Cinco quadrinhos e sete novos autores e autoras para conhecer durante o evento

Omelete
8 min de leitura
30.11.2022, às 09H16.
Atualizada em 30.11.2022, ÀS 11H44

Por mais que eu tente acompanhar todo o quadrinho nacional da minha cadeira e do meu computador, não tem como descobrir o que acontece sem uma boa feira de gibi. O FIQ deste ano foi legal, mas perdi oportunidades como a Poc Con e a Butantã GibiCon. Quero compensar no Artists’ Valley da CCXP 2022.

Se você não lembra – e tudo bem, pois a Covid-19 afeta a memória – não rola Artists’ Valley (ex-Alley) presencial desde 2019. Os virtuais de 2020 e 2021 foram legais, mas foram uma experiência diferente. Este ano, o maior feirão do quadrinho independente brasileiro vai ter 352 mesas e mais de 500 autores com gibis que têm aquela capa que chama sua atenção na passada, que você folheia rapidinho, que você compra, pede um autógrafo e leva sem saber mais.

 

Sempre faço alguma lista de recomendações do Artists’ Valley – às vezes mais de uma no mesmo ano. Para começar a de 2022, resolvi que ia procurar os quadrinistas de quem eu não sabia nada ou quase nada.

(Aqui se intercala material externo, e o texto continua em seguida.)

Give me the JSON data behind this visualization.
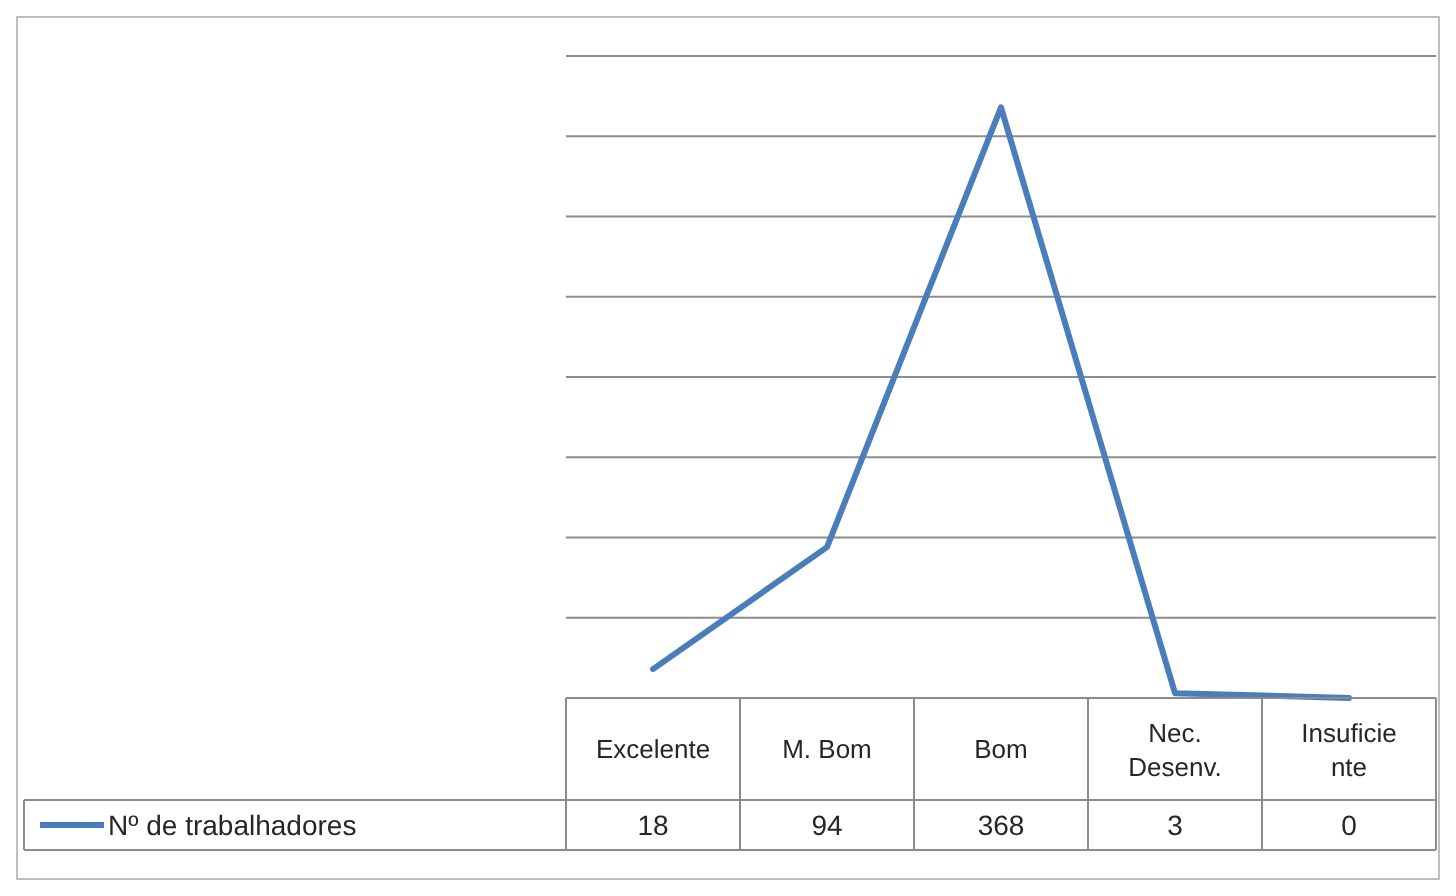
{
  "chart_data": {
    "type": "line",
    "categories": [
      "Excelente",
      "M. Bom",
      "Bom",
      "Nec. Desenv.",
      "Insuficiente"
    ],
    "series": [
      {
        "name": "Nº de trabalhadores",
        "color": "#4a7ebb",
        "values": [
          18,
          94,
          368,
          3,
          0
        ]
      }
    ],
    "ylim": [
      0,
      400
    ],
    "yticks": [
      {
        "value": 0,
        "label": null
      },
      {
        "value": 50,
        "label": null
      },
      {
        "value": 100,
        "label": null
      },
      {
        "value": 150,
        "label": null
      },
      {
        "value": 200,
        "label": null
      },
      {
        "value": 250,
        "label": null
      },
      {
        "value": 300,
        "label": null
      },
      {
        "value": 350,
        "label": null
      },
      {
        "value": 400,
        "label": null
      }
    ],
    "grid": "y",
    "data_labels": true,
    "legend": "bottom",
    "marker": "none",
    "line_style": "solid"
  }
}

Novos nomes, gente que eu nunca vi ou com quem não nunca havia conversado.

Foram três anos sem essas chances e estou com saudade de ver o que eu nunca vi.

SUPER TDAH

A psicóloga de Clarissa Paiva a chama de “Super TDAH” durante as sessões. “Porque eu, não satisfeita em só contar para ela que machuquei o pé, tenho que mostrar o pé pelo Zoom”, diz Clarissa.

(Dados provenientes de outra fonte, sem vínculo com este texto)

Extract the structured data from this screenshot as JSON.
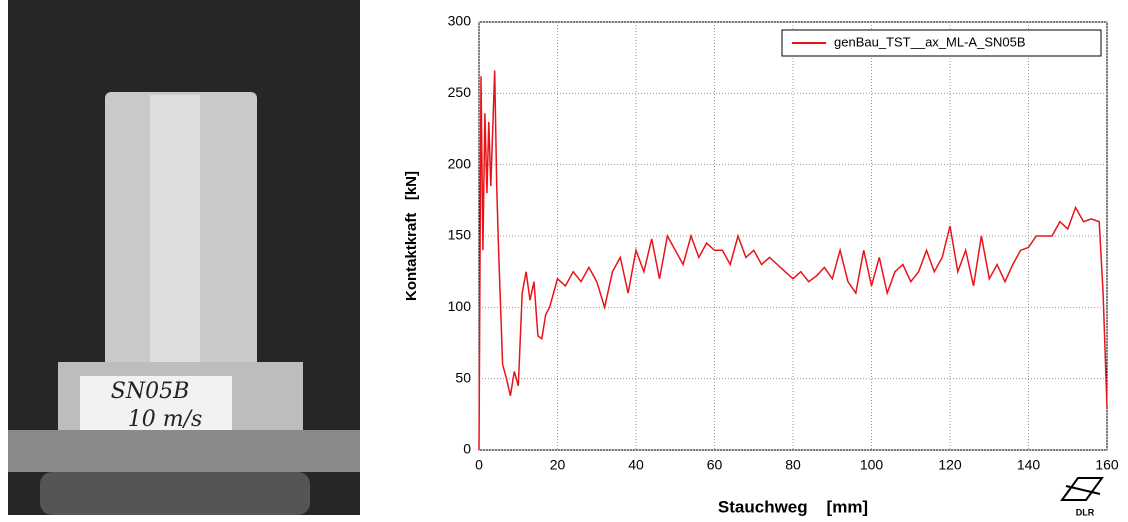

TDAH é a sigla de Transtorno de Déficit de Atenção com Hiperatividade. No quadrinho de mesma sigla da Clarissa, o H vira Hipercriatividade e ela conta como foi diagnosticada com o Transtorno, já adulta, depois de anos como criança e adolescente “imaginativa, caótica e que não parava quieta”, segundo descrição da própria.

Clarissa é de Brasília. Vai ser sua primeira CCXP presencial, depois de participar da versão online. Ela trabalha com ilustração há bastante tempo – seu trabalho tem mais de 60 mil seguidores no Instagram – e enveredou pelos quadrinhos há dois anos.

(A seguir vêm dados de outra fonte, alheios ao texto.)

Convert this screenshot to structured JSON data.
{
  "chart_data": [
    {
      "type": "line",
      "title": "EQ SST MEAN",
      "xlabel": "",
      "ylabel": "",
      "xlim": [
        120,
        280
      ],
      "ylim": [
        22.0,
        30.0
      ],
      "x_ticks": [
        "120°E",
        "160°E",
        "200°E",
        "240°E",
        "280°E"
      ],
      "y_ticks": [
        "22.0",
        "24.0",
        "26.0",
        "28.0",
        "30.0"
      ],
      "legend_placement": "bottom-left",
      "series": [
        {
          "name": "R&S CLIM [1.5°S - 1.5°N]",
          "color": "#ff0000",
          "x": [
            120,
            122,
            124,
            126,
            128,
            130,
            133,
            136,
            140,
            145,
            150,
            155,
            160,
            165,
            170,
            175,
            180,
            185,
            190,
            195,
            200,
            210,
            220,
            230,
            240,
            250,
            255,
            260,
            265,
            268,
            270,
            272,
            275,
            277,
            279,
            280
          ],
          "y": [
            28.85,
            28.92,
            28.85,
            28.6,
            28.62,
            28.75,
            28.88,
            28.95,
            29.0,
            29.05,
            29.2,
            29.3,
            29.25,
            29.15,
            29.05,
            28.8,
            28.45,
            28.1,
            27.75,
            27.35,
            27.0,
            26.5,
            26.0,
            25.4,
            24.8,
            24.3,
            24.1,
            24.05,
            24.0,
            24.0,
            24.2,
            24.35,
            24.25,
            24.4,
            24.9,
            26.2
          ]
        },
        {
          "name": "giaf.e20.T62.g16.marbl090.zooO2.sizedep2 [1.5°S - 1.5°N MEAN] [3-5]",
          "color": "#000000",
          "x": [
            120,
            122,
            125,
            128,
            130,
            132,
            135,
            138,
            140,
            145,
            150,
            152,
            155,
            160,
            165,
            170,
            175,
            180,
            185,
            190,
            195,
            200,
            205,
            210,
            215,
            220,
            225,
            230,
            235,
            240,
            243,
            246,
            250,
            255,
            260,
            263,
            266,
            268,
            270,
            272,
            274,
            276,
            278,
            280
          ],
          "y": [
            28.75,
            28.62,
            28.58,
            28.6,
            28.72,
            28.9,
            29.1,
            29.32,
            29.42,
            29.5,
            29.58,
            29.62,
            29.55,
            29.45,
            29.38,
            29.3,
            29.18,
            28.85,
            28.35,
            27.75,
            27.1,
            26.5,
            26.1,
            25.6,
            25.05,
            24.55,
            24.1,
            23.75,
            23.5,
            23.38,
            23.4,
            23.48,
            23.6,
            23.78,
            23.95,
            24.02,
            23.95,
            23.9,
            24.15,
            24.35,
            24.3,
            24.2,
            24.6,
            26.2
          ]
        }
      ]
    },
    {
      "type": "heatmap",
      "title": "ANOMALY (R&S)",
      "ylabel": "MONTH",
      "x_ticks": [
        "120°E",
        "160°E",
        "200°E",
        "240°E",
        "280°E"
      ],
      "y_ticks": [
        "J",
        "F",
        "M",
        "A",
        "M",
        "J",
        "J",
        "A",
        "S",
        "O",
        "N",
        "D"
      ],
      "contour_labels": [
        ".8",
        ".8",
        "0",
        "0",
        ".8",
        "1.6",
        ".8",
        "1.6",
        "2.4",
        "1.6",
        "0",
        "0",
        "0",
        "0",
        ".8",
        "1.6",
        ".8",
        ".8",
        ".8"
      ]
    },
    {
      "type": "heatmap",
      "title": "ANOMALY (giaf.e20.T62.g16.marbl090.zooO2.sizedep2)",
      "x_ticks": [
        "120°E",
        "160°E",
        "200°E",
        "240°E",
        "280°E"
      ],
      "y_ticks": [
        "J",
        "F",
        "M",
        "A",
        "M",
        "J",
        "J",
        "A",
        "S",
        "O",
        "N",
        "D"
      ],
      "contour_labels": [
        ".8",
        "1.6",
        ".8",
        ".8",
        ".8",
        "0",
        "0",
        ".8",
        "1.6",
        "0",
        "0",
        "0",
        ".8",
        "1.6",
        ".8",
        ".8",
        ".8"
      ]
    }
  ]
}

“Eu não tinha confiança com a minha escrita para desenvolver narrativa em quadrinhos”, ela conta numa conversa por e-mail um pouquinho antes do voo para São Paulo. “Comecei com quadrinhos sem texto e fui colocando mais diálogos até chegar em TDAH”. (A HQ, não o Transtorno.)

Ela quer muito ver a mesa de Lukas Werneck no Valley. É leitora de 48km e de Wizard of Cedel, além de fã de Dav Pilkey – outro quadrinista com TDAH (o Transtorno, não a HQ.)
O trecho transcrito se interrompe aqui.